Daria Hall, director of K-12 Policy at The Education Trust, a national education think tank that advocates for closing of achievement gaps, gave the NWEA report a mixed review.

Hall said the report drives home the importance of looking at achievement and achievement gaps across the spectrum.

“We know that those gaps exist, they are pernicious and pervasive, and we need to do all that we can to ensure that low-income kids of color are getting to the very highest level of achievement,” Hall said.

Hall said what she found hopeful about the report is that it found that a significant portion of high-poverty schools were making enough growth to close the achievement gap between high-poverty and low-poverty schools. Specifically, the report found that the top quartile of high-poverty elementary schools “produced growth rates that entirely erased and surpassed the achievement gap relative to the wealthiest schools with the lowest growth rates.”

“This same pattern was true for middle schools as well,” the report states.

“That tells us that growth is possible, even in our most challenged schools.” Hall said. “What’s essential to do is identify these high-poverty schools that get the highest level of growth with top performers and all kids, study what they’re doing and then figure out what other schools can be doing to really learn from and replicate their success.”

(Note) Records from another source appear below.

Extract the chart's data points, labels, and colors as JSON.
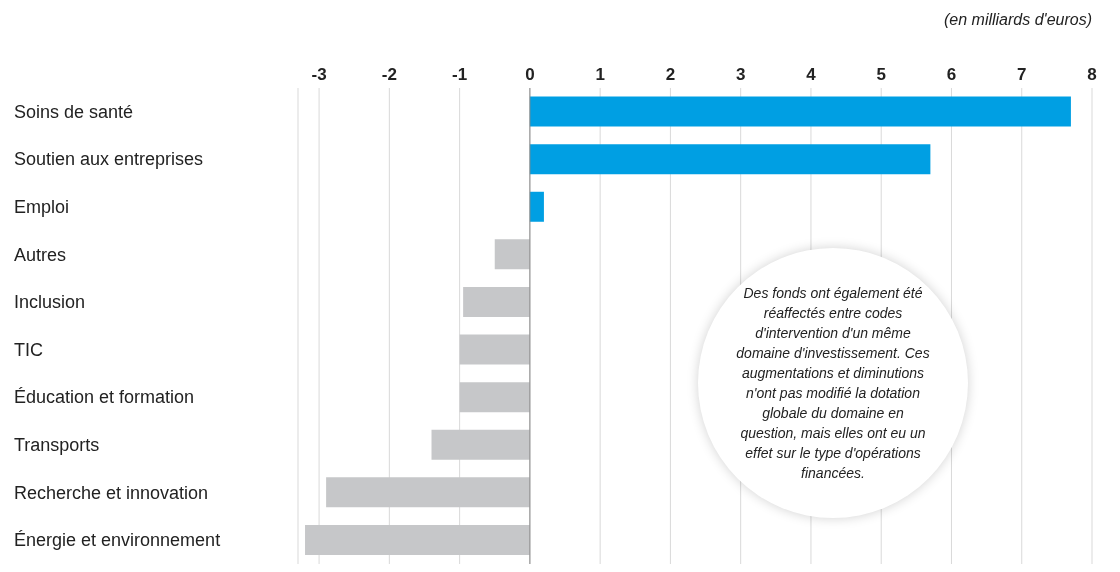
{
  "chart_data": {
    "type": "bar",
    "orientation": "horizontal",
    "xlabel": "(en milliards d'euros)",
    "categories": [
      "Soins de santé",
      "Soutien aux entreprises",
      "Emploi",
      "Autres",
      "Inclusion",
      "TIC",
      "Éducation et formation",
      "Transports",
      "Recherche et innovation",
      "Énergie et environnement"
    ],
    "values": [
      7.7,
      5.7,
      0.2,
      -0.5,
      -0.95,
      -1.0,
      -1.0,
      -1.4,
      -2.9,
      -3.2
    ],
    "colors": [
      "#009fe3",
      "#009fe3",
      "#009fe3",
      "#c6c7c9",
      "#c6c7c9",
      "#c6c7c9",
      "#c6c7c9",
      "#c6c7c9",
      "#c6c7c9",
      "#c6c7c9"
    ],
    "xlim": [
      -3.3,
      8
    ],
    "xticks": [
      -3,
      -2,
      -1,
      0,
      1,
      2,
      3,
      4,
      5,
      6,
      7,
      8
    ],
    "grid": "x",
    "annotations": [
      "Des fonds ont également été réaffectés entre codes d'intervention d'un même domaine d'investissement. Ces augmentations et diminutions n'ont pas modifié la dotation globale du domaine en question, mais elles ont eu un effet sur le type d'opérations financées."
    ]
  }
}
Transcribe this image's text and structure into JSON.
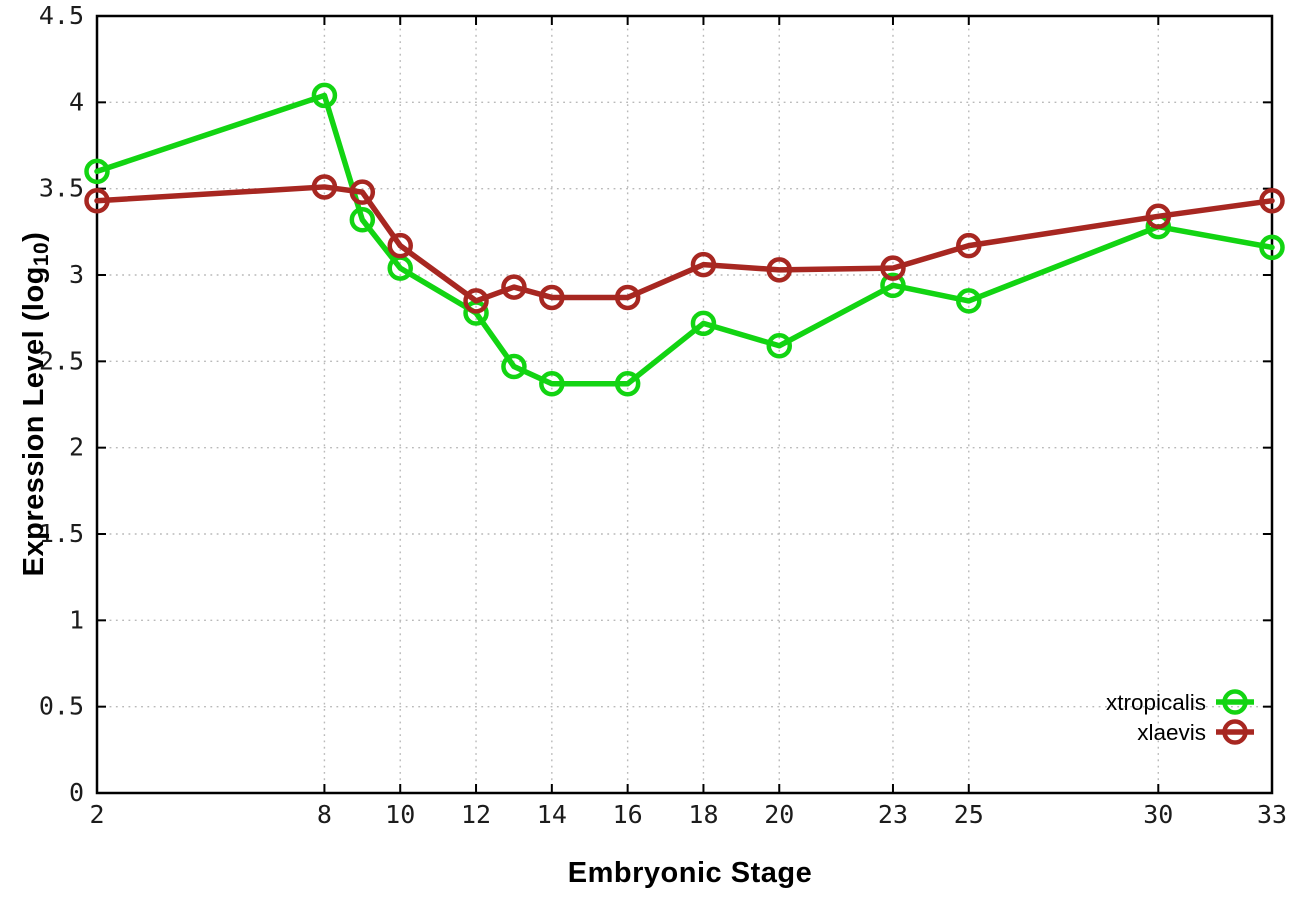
{
  "figure": {
    "background": "#ffffff",
    "x_axis_title": "Embryonic Stage",
    "y_axis_title": {
      "prefix": "Expression Level (log",
      "sub": "10",
      "suffix": ")"
    }
  },
  "chart_data": {
    "type": "line",
    "title": "",
    "xlabel": "Embryonic Stage",
    "ylabel": "Expression Level (log10)",
    "xlim": [
      2,
      33
    ],
    "ylim": [
      0,
      4.5
    ],
    "grid": true,
    "legend_position": "inside-lower-right",
    "x": [
      2,
      8,
      9,
      10,
      12,
      13,
      14,
      16,
      18,
      20,
      23,
      25,
      30,
      33
    ],
    "xtick_labels": [
      "2",
      "8",
      "10",
      "12",
      "14",
      "16",
      "18",
      "20",
      "23",
      "25",
      "30",
      "33"
    ],
    "xticks": [
      2,
      8,
      10,
      12,
      14,
      16,
      18,
      20,
      23,
      25,
      30,
      33
    ],
    "yticks": [
      0,
      0.5,
      1,
      1.5,
      2,
      2.5,
      3,
      3.5,
      4,
      4.5
    ],
    "series": [
      {
        "name": "xtropicalis",
        "color": "#12d412",
        "marker": "open-circle",
        "values": [
          3.6,
          4.04,
          3.32,
          3.04,
          2.78,
          2.47,
          2.37,
          2.37,
          2.72,
          2.59,
          2.94,
          2.85,
          3.28,
          3.16
        ]
      },
      {
        "name": "xlaevis",
        "color": "#a72721",
        "marker": "open-circle",
        "values": [
          3.43,
          3.51,
          3.48,
          3.17,
          2.85,
          2.93,
          2.87,
          2.87,
          3.06,
          3.03,
          3.04,
          3.17,
          3.34,
          3.43
        ]
      }
    ],
    "style": {
      "grid_color": "#b9b9b9",
      "axis_color": "#000000",
      "tick_label_color": "#1c1c1c",
      "line_width": 5.5,
      "marker_radius": 10.5,
      "marker_stroke": 4.5
    }
  }
}
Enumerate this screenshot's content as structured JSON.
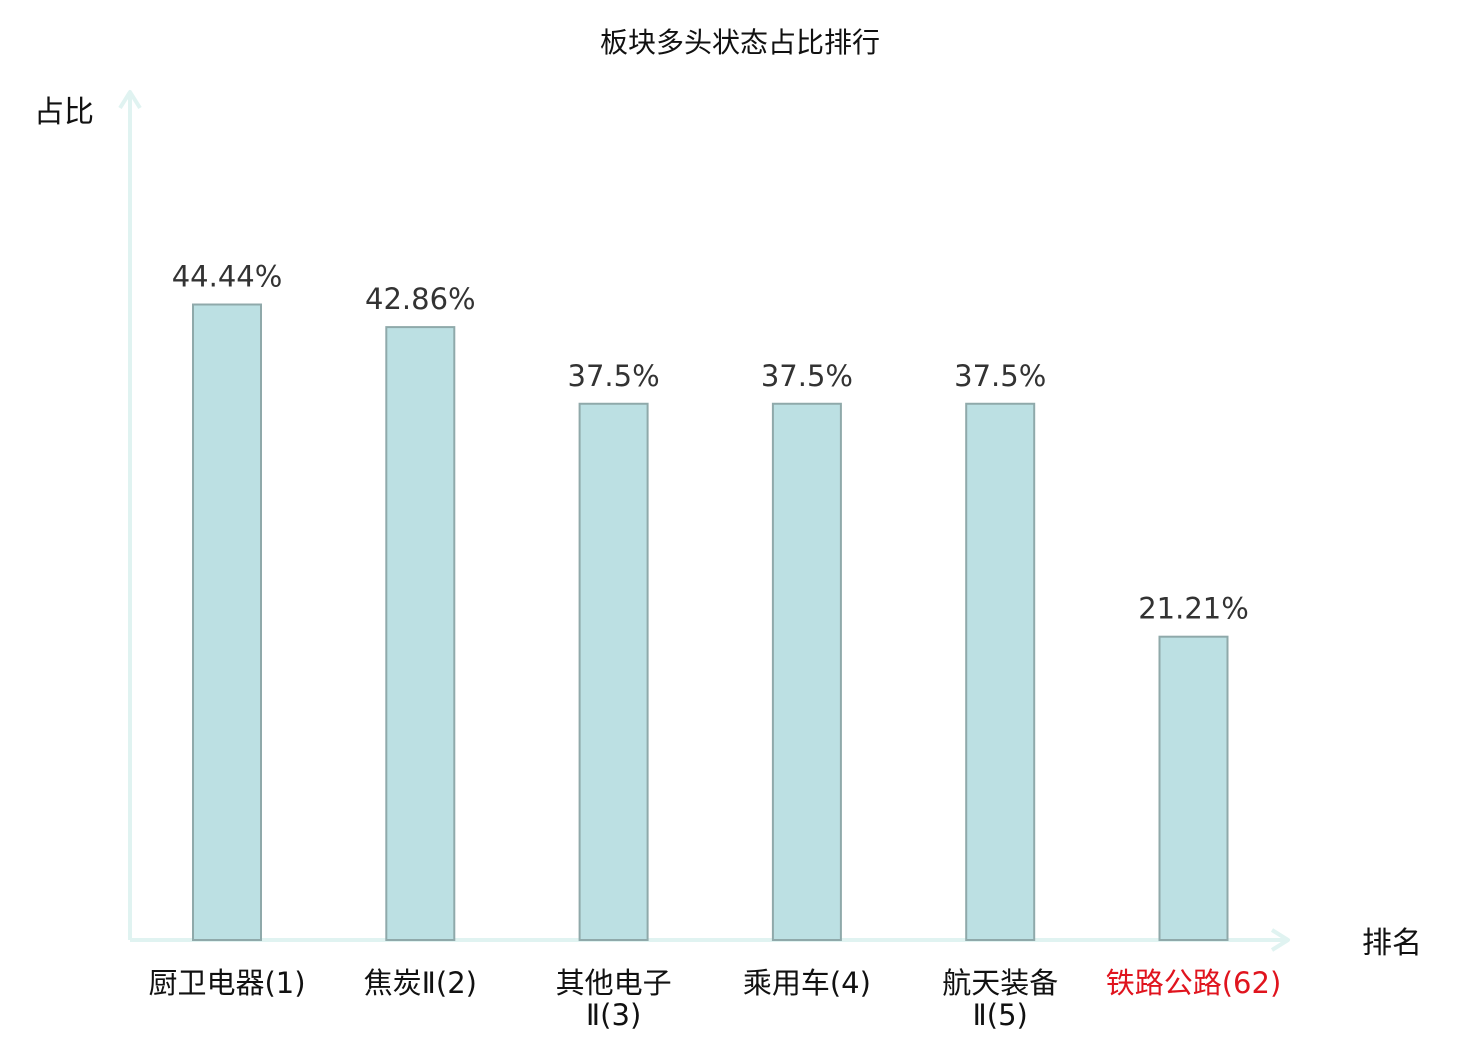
{
  "chart_data": {
    "type": "bar",
    "title": "板块多头状态占比排行",
    "ylabel": "占比",
    "xlabel": "排名",
    "categories": [
      {
        "lines": [
          "厨卫电器(1)"
        ],
        "highlight": false
      },
      {
        "lines": [
          "焦炭Ⅱ(2)"
        ],
        "highlight": false
      },
      {
        "lines": [
          "其他电子",
          "Ⅱ(3)"
        ],
        "highlight": false
      },
      {
        "lines": [
          "乘用车(4)"
        ],
        "highlight": false
      },
      {
        "lines": [
          "航天装备",
          "Ⅱ(5)"
        ],
        "highlight": false
      },
      {
        "lines": [
          "铁路公路(62)"
        ],
        "highlight": true
      }
    ],
    "values": [
      44.44,
      42.86,
      37.5,
      37.5,
      37.5,
      21.21
    ],
    "value_labels": [
      "44.44%",
      "42.86%",
      "37.5%",
      "37.5%",
      "37.5%",
      "21.21%"
    ],
    "colors": {
      "bar_fill": "#bce0e3",
      "bar_stroke": "#8fa9aa",
      "axis": "#e0f3f1",
      "label": "#333333",
      "highlight": "#e0141e"
    }
  }
}
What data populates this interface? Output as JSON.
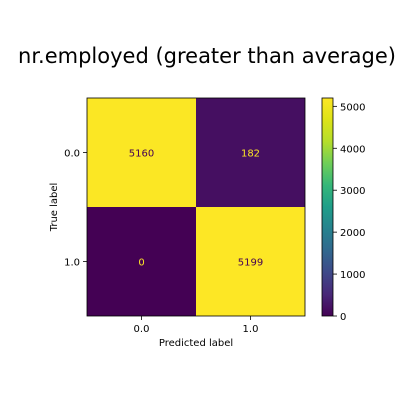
{
  "chart_data": {
    "type": "heatmap",
    "title": "nr.employed (greater than average)",
    "xlabel": "Predicted label",
    "ylabel": "True label",
    "x_categories": [
      "0.0",
      "1.0"
    ],
    "y_categories": [
      "0.0",
      "1.0"
    ],
    "values": [
      [
        5160,
        182
      ],
      [
        0,
        5199
      ]
    ],
    "colormap": "viridis",
    "colorbar": {
      "range": [
        0,
        5199
      ],
      "ticks": [
        0,
        1000,
        2000,
        3000,
        4000,
        5000
      ]
    },
    "text_colors": {
      "on_dark": "#fde725",
      "on_light": "#440154"
    }
  }
}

Hall took exception, however, with the report’s recommendation to focus on growth over proficiency and college and career readiness and its call for more resources to top-performing students.

“It’s not just enough to say we need to drive more resources to our top performers,” Hall said. “It’s about figuring out where students are most in need, how do you drive resources to their school and ensure that all students in high-poverty schools get the resources and opportunities that they need.”